悲しいかな、アッシュは確認事項が済んでしまえば表情の起伏もぺたりと治まってしまう。窓の外を仰いで、夏に向けて移ろいでいく風景を眺めていた。
「イズル、人体発火の事例は少ないですが、ないこともないです。とても気の長い作業になりますがね。そのすべては事故として処理されていますから、今回の件もそのように言い渡されるのに不信感はさほどありません」
「え、事例、あるの?」
多くのことに気を取られていると、変な箇所に反応してしまう。いま突っ込むべきはそこではないはずだった。しかし、すでに口に出してしまった事柄を引っ込ますことはできない。
「はい。昏睡状態にある被害者は、じわじわと燃えていくのです。皮膚を食い破れば脂肪が剝き出しますからね。ロウソク効果と呼ばれています」
蝋と言葉にすると、少年はあの地下を思い出す。暗く冷たい穴蔵で、命の火を掻き集めていた数ヶ月前の自分が、まさか発火事件に首を突っ込むなど露ほどにも思っていなかった。それともこうして決まっていたからこそ、あの場所で放火を試みたのだろうか。必要な場所に火種はなく、不必要な場所には過剰に存在する。

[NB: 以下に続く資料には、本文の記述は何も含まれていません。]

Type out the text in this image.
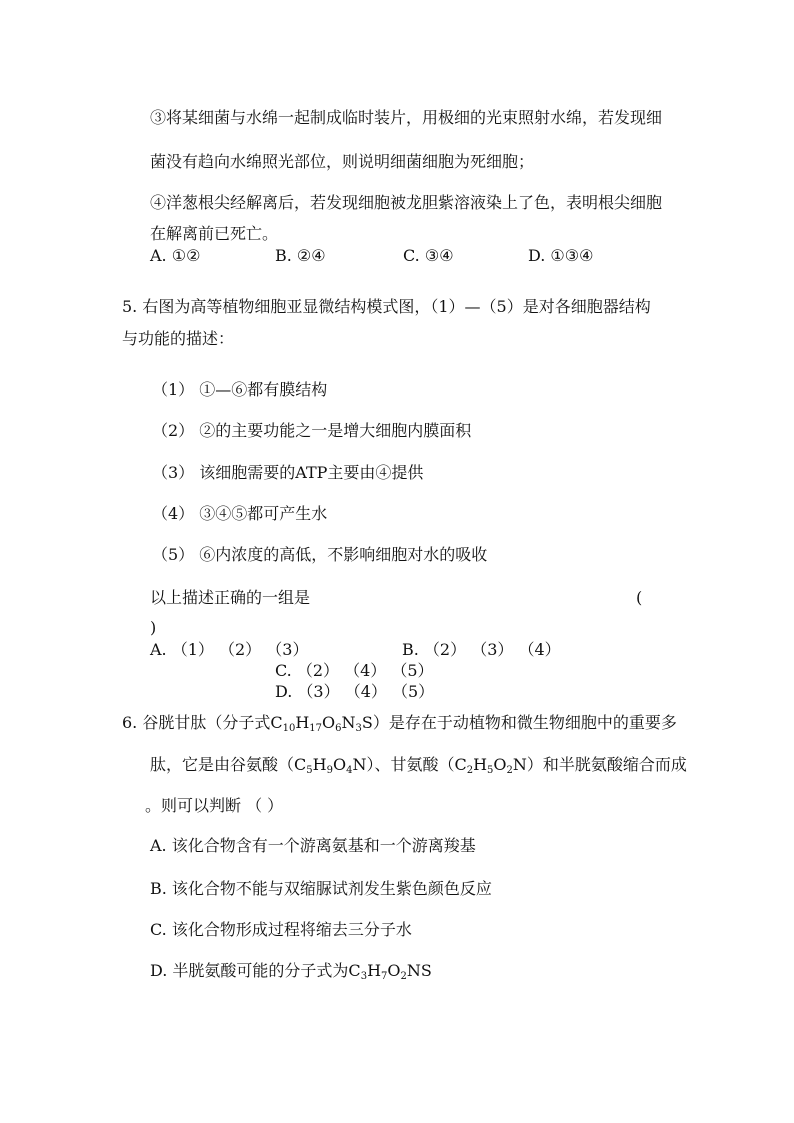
③将某细菌与水绵一起制成临时装片，用极细的光束照射水绵，若发现细
菌没有趋向水绵照光部位，则说明细菌细胞为死细胞；
④洋葱根尖经解离后，若发现细胞被龙胆紫溶液染上了色，表明根尖细胞
在解离前已死亡。
A. ①②	B. ②④	C. ③④	D. ①③④
5. 右图为高等植物细胞亚显微结构模式图，（1）—（5）是对各细胞器结构
与功能的描述：
（1） ①—⑥都有膜结构
（2） ②的主要功能之一是增大细胞内膜面积
（3） 该细胞需要的ATP主要由④提供
（4） ③④⑤都可产生水
（5） ⑥内浓度的高低，不影响细胞对水的吸收
以上描述正确的一组是	(
)
A. （1） （2） （3）	B. （2） （3） （4）
C. （2） （4） （5）
D. （3） （4） （5）
6. 谷胱甘肽（分子式$C_{10}H_{17}O_6N_3S$）是存在于动植物和微生物细胞中的重要多
肽，它是由谷氨酸$(C_5H_9O_4N)$、甘氨酸$(C_2H_5O_2N)$和半胱氨酸缩合而成
。则可以判断 （ ）
A. 该化合物含有一个游离氨基和一个游离羧基
B. 该化合物不能与双缩脲试剂发生紫色颜色反应
C. 该化合物形成过程将缩去三分子水
D. 半胱氨酸可能的分子式为$C_3H_7O_2NS$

「は? どういうことだ? ホントにできることなのか?」
「実際に見たことはありませんが、理論上はそうなっていますね。人体で検証するわけにはいかないのでしょう」
「そりゃあ、……そうでしょう」
「試したかったのか、それとも何か理由があるのか。それは分かりかねますが、彼女にとってはそうする必要があったのだと思われます」
それきり、アッシュは再び図鑑に目線を落としてしまった。キスツスのページには目もくれず、次は違う植物の概要を読んでいる。これはあくまでも学びのために購入したものだ。本来の役目を果たすべきときが来たのだろう。アッシュの知識の澱に溜まるべくして、この本は存在する。